The Student Senate bill was proposed last week, and would allow "students who object, for religious purposes, to the use of their student fees and tuition to fund this center to opt-out of paying an amount equal to their share of the Center's funding from their fee and tuition bills," according to the Chronicle. The school will host an open forum on campus on April 3 to discuss the matter.
The GLBT Resource Center opened on the Texas A&M campus in 2007, and receives some of its funding from student fees. A statement from the Gay, Lesbian, Bisexual and Transgender Aggies student group called the bill a "direct and blatant attack" on a minority already stigmatized on the conservative campus.
Supporters of the bill say it's perfectly logical for students to determine how the funds they're required to pay are used. "While it can be argued that the GLBT Resource Center is a worthy use of funds in order to provide a welcoming environment for vulnerable populations at Texas A&M, it is reasonable for students to object to a use of their own money that is in direct opposition to their own religious values," reads the bill.
The Chronicle reports that the Texas A&M Student Government tried to pass a similar bill in 2011, but it was vetoed by the student body president. At the same time, a similar bill was introduced in the state legislature that required "GLBT resource centers to provide matching funds to traditional sexual education," and restricted universities from increasing student fees to support such centers, according to the Chronicle.

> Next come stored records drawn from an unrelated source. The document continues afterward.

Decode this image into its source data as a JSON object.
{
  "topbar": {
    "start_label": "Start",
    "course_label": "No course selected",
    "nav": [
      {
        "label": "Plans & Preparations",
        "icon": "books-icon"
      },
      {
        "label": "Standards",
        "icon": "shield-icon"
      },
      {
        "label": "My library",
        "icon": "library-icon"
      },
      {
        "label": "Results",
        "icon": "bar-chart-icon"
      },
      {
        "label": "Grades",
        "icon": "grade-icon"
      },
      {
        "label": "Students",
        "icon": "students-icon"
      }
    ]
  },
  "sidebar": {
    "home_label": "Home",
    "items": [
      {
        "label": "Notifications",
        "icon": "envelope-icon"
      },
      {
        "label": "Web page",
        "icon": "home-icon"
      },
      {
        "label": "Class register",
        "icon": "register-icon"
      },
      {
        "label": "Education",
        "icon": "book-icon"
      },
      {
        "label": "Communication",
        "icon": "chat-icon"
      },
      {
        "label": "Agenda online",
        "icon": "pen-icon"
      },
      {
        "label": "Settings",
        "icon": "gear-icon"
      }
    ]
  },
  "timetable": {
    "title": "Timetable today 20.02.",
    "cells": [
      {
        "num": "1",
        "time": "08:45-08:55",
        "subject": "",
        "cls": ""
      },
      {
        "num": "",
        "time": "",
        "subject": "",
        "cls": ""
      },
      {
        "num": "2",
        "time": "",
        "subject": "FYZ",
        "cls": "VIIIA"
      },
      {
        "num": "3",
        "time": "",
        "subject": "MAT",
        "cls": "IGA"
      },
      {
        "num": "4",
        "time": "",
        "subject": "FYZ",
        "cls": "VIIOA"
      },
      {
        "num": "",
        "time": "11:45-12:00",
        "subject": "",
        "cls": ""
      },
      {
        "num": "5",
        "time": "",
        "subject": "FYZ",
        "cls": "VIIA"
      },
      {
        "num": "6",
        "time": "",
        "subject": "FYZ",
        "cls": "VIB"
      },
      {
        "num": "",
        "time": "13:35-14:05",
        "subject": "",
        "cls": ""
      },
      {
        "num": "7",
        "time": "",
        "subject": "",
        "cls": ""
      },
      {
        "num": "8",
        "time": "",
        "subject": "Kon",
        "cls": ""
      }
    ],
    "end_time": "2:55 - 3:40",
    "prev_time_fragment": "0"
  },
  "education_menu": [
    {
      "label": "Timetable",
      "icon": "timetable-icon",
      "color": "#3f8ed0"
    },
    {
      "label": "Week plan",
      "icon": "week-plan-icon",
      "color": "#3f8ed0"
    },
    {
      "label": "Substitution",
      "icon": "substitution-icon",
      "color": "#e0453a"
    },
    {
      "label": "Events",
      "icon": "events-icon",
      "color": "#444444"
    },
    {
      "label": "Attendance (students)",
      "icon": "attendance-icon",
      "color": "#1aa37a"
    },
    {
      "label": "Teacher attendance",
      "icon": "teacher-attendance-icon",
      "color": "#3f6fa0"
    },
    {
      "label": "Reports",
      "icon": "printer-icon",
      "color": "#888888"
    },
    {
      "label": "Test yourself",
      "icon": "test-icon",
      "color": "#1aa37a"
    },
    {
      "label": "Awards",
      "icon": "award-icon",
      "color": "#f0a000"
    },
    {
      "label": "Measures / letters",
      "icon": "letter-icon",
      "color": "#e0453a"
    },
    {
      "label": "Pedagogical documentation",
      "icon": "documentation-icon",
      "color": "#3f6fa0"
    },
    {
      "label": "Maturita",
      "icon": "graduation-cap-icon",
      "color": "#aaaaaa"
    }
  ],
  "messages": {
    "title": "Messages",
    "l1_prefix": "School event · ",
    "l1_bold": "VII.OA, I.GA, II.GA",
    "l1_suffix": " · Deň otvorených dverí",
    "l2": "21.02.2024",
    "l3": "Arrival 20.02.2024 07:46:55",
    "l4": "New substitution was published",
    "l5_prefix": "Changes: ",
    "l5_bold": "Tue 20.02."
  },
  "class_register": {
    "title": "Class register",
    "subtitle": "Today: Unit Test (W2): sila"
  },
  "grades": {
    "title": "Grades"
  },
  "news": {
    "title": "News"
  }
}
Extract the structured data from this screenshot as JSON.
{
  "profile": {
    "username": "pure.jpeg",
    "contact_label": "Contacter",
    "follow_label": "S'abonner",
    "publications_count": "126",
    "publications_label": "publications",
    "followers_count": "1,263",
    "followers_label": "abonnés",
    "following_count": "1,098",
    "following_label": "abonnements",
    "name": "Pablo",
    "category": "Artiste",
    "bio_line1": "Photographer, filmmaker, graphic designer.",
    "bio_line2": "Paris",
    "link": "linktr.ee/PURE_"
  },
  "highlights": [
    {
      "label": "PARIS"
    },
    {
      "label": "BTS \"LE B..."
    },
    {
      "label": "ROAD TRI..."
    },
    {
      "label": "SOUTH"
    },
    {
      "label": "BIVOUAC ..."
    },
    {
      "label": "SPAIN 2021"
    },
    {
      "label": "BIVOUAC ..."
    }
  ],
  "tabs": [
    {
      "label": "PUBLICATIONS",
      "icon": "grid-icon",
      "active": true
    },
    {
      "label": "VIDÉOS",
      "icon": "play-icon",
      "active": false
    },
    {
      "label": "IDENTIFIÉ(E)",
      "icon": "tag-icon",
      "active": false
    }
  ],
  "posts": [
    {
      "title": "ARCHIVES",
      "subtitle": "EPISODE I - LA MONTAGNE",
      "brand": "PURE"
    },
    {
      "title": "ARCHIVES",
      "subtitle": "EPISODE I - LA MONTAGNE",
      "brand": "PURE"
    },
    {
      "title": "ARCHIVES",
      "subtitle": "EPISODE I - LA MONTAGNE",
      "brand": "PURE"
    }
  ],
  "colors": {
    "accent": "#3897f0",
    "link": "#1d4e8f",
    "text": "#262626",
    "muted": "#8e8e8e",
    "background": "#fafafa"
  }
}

"We are still in the process of fighting to exist and be positively acknowledged at Texas A&M," the GLBT Aggies said in a statement released this week. "While [the bill] claims to promote religious freedom, we cannot ignore that it only allows students with one religious belief to control how their student fees are used: only religious traditions that disapprove of LGBT interests are given a voice ... Whatever the intentions of the bill may be, its effect is clearly discriminatory."